Mit mehr als einer halben Stunde Verspätung beginnt am Donnerstagmorgen die Landtagssitzung. Der Ältestenrat hat sich in dieser Zeit verständigt, dass abweichend von der Tagesordnung zunächst über die Ereignisse in der Ukraine gesprochen wird.

»Die schlimmsten Befürchtungen sind wahr geworden«, sagt Parlamentspräsidentin Ulrike Liedtke (SPD). »Wir nehmen die Lehren aus der Geschichte ernst, an die im Landtag an jedem 8. Mai erinnert wird«, versichert sie mit Blick auf die Befreiung vom Faschismus. »›Nie wieder Krieg!‹ haben wir gelernt, gelebt und geglaubt.« 1958 ist Liedtke geboren - in der DDR.

»Die Menschen in Brandenburg wollen Frieden, sie wollen Freundschaft mit anderen Völkern, auch mit dem russischen Volk«, betont Ministerpräsident Dietmar Woidke (SPD). Der Krieg in der Ukraine sei eine Tragödie für die Menschen dort und vermutlich auch für die Menschen in Russland. Viele Brandenburger, die sich für gute Beziehungen zu Russland einsetzen, seien jetzt enttäuscht - auch er selbst. Woidke sagt, er müsse nun an die Gedenkstätte für sowjetische Soldaten denken, die er 2018 mit dem russischen Botschafter Sergej Netschajew eingeweiht hat. Da hatten die Gefallenen Namen erhalten. Peter, Iwan, Anton oder Nikolai - Söhne, Brüder Väter, fast alle sehr jung gestorben. Woidke ringt um Fassung, als er das erzählt. »Nie wieder Krieg!«, sagt er. »Präsident Putin, stoppen sie diese Aggression!«

Die Landtagsabgeordneten stehen auf und spenden dem Ministerpräsidenten Beifall. Nur die AfD bleibt sitzen. Nur einzelne in dieser Fraktion wie Lars Hünich klatschen auch.

Als er am Morgen aufgewacht sei, habe er es noch für selbstverständlich gehalten, »dass wir in Frieden leben«, erzählt Linksfraktionschef Sebastian Walter. »Alles, was so undenkbar schien, ist jetzt real.« 31 Jahre ist Walter alt. Seine Großmutter hat im Februar 1945 die Bombardierung von Dresden miterlebt und ihm davon erzählt. Er dachte dann immer, er selbst werde so etwas nie erleben müssen. Aber da sei er sich jetzt nicht mehr so sicher - zumal er die Entwicklung in den zurückliegenden Tagen selbst falsch eingeschätzt habe, wie er gesteht.

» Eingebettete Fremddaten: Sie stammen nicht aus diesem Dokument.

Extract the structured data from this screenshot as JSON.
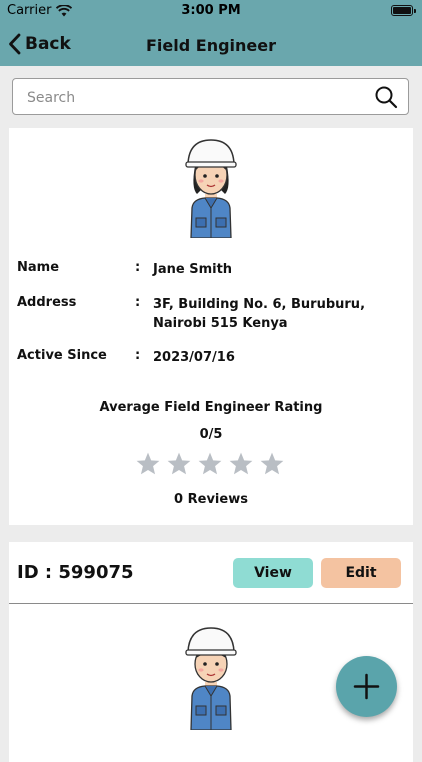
{
  "status_bar": {
    "carrier": "Carrier",
    "time": "3:00 PM"
  },
  "nav": {
    "back_label": "Back",
    "title": "Field Engineer"
  },
  "search": {
    "placeholder": "Search",
    "value": ""
  },
  "profile": {
    "name_label": "Name",
    "name_value": "Jane Smith",
    "address_label": "Address",
    "address_value": "3F, Building No. 6, Buruburu, Nairobi 515  Kenya",
    "active_label": "Active Since",
    "active_value": "2023/07/16",
    "colon": ":",
    "rating_title": "Average Field Engineer Rating",
    "rating_value": "0/5",
    "stars_filled": 0,
    "stars_total": 5,
    "reviews_text": "0 Reviews"
  },
  "list_card": {
    "id_text": "ID : 599075",
    "view_label": "View",
    "edit_label": "Edit"
  },
  "colors": {
    "header": "#6aa7ad",
    "view_button": "#8fdcd3",
    "edit_button": "#f4c3a1",
    "fab": "#5aa4ab",
    "star_empty": "#b9bec4",
    "background": "#ececec"
  },
  "icons": {
    "back": "chevron-left-icon",
    "search": "search-icon",
    "wifi": "wifi-icon",
    "battery": "battery-icon",
    "star": "star-icon",
    "fab": "plus-icon",
    "avatar": "engineer-avatar-icon"
  }
}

Walter geht Jewgeni Jewtuschenkos Friedensgedicht von 1961 im Kopf herum, das auch vertont wurde: »Meinst du, die Russen wollen Krieg?« Auch russische Söhne würden nun sterben, auch sie gehören zu den Opfern des Angriffskrieges, den Präsident Wladimir Putin führe, sagt Walter. Er wird bald Vater. Seine Frau erwartet einen Sohn. Errechneter Geburtstermin ist der 8. März. Walter wünscht sich, dass sein Sohn nie eine Waffe in die Hand nehmen muss. Der Politiker ruft zu Friedensdemonstrationen auf, um »dem Regime in Moskau zu zeigen, dass Krieg nicht der richtige Weg ist«. Außerdem müsse auch Brandenburg Kriegsflüchtlinge aufnehmen.

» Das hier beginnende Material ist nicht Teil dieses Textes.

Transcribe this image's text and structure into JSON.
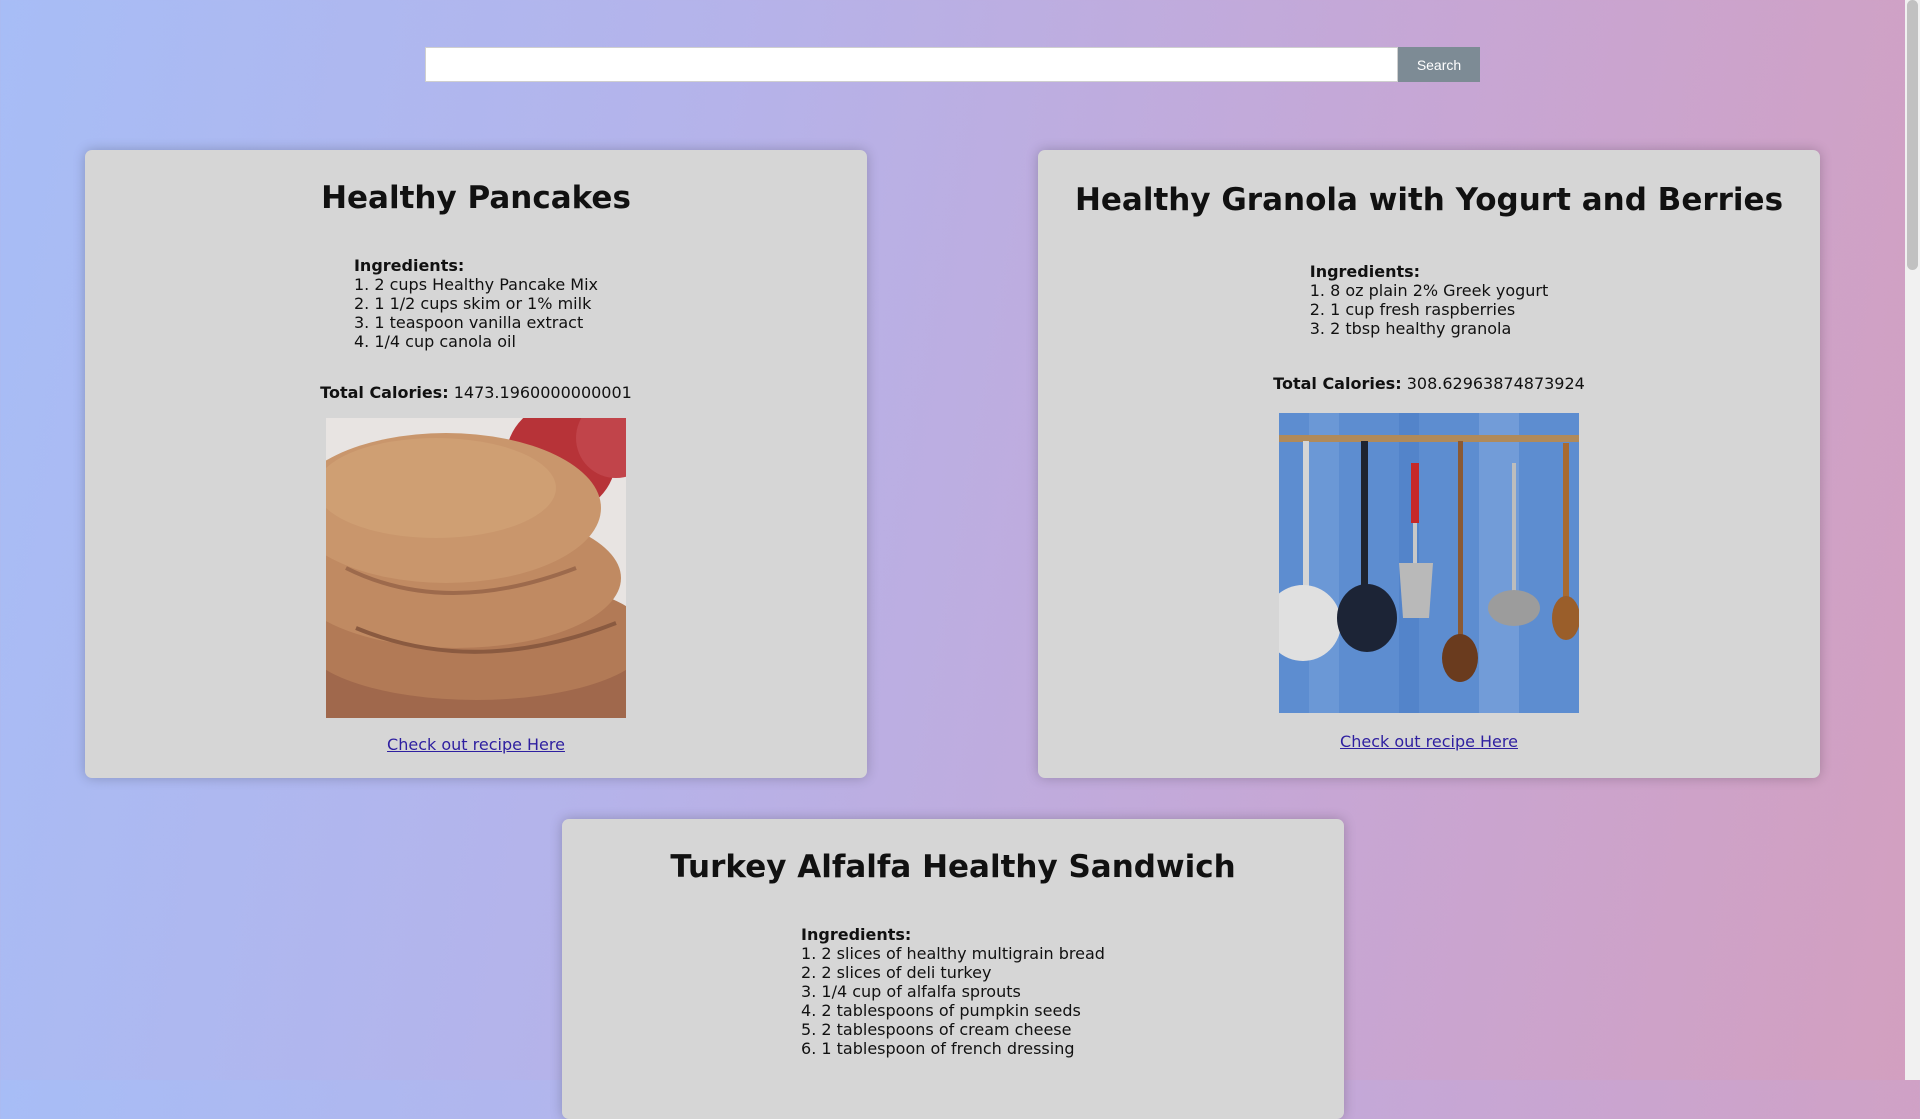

»Hilfe für Kriegsflüchtlinge aus der Ukraine, das unterstützen auch wir«, beteuert AfD-Fraktionschef Christoph Berndt, der lieber erst am Freitag in einer Extra-Sondersitzung des Landtages über die Lage in der Ukraine diskutiert hätte, wenn mehr Informationen vorliegen. Für den Moment so viel: Die Situation sei durch das Eingreifen russischer Truppen eskaliert. »Das verurteilen wir.« Von Sanktionen hält Berndt nichts. Die seien bisher schon wirkungslos gewesen. Die Bundesregierung sollte als Vermittler auftreten. Es gebe auch ein Sicherheitsinteresse Russlands, das zu berücksichtigen sei.

Die Sanktionen hält Grünen-Fraktionschefin Petra Budke für richtig. Aber: »Waffenlieferungen in die Ukraine lehnen wir ab. Waffen sind keine Lösung für Konflikte.« Da fällt der Beifall spärlich aus. Nur Linke, Grüne einzelne Sozialdemokraten applaudieren.